At the crux of the pope’s decision is the changing sentiment, especially among Western Catholics, around controversial issues such as divorce. The 1.2 billion member Catholic church does not recognize divorce, but does allow for a “decree of nullity” – a ruling that a marriage was never valid in the first place according to church law, because preconditions such as free will, psychological maturity, and willingness to have children were not met.

Catholics who chose to separate and remarry outside the church are still considered married to their first spouses, and are thus living in sin and prohibited from receiving sacraments such as communion – a critical part of active Catholic life. In the United States, 62 percent of Catholics said the church should allow divorced Catholics who divorce and remarry without an annulment to receive communion, according to a recent Pew Research Center poll.

The pope has faced criticism from some conservatives for his more permissive position on issues that the church has long opposed.
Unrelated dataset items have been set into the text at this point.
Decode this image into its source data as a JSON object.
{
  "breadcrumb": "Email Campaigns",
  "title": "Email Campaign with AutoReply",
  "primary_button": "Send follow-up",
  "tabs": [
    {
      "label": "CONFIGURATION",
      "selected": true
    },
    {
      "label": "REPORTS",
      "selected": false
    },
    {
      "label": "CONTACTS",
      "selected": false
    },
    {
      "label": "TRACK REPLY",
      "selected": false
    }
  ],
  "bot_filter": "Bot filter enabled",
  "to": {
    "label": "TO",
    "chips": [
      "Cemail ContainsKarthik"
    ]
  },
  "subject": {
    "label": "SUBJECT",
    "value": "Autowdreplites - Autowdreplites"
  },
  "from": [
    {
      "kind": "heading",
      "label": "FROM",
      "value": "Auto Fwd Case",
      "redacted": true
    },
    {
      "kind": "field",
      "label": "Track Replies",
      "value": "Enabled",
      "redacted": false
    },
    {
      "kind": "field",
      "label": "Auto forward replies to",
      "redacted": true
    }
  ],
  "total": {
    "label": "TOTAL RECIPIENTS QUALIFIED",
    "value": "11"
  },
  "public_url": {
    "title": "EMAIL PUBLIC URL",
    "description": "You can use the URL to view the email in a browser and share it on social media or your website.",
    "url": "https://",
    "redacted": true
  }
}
“This is a typical Francis move in that way,” Chad Pecknold, a theologian at Catholic University in Washington, told The Washington Post after the pope empowered priests to forgive those who have had abortions but were truly repentant. “This is a dead-serious sin, but I’m not going to emphasize the sin part.”

Others, however, feel that the pope is taking current context into consideration when he interprets church teachings and traditions – a stance may resonate for many Catholics struggling to find balance between life and faith. The pontiff’s favorability rating among Americans is at about 60 percent, according to Gallup.

“I think Pope Francis is better at stressing forgiveness. And softening the perception of an all-or-nothing attitude towards Catholicism,” Darcy Fargo, who returned to Catholicism a few months ago after years away from her childhood faith, told the Monitor. “Oftentimes it’s an either-or world we live in. But I don’t believe our God is like that, and I don’t believe our faith is like that.”

This report uses material from The Associated Press and Reuters.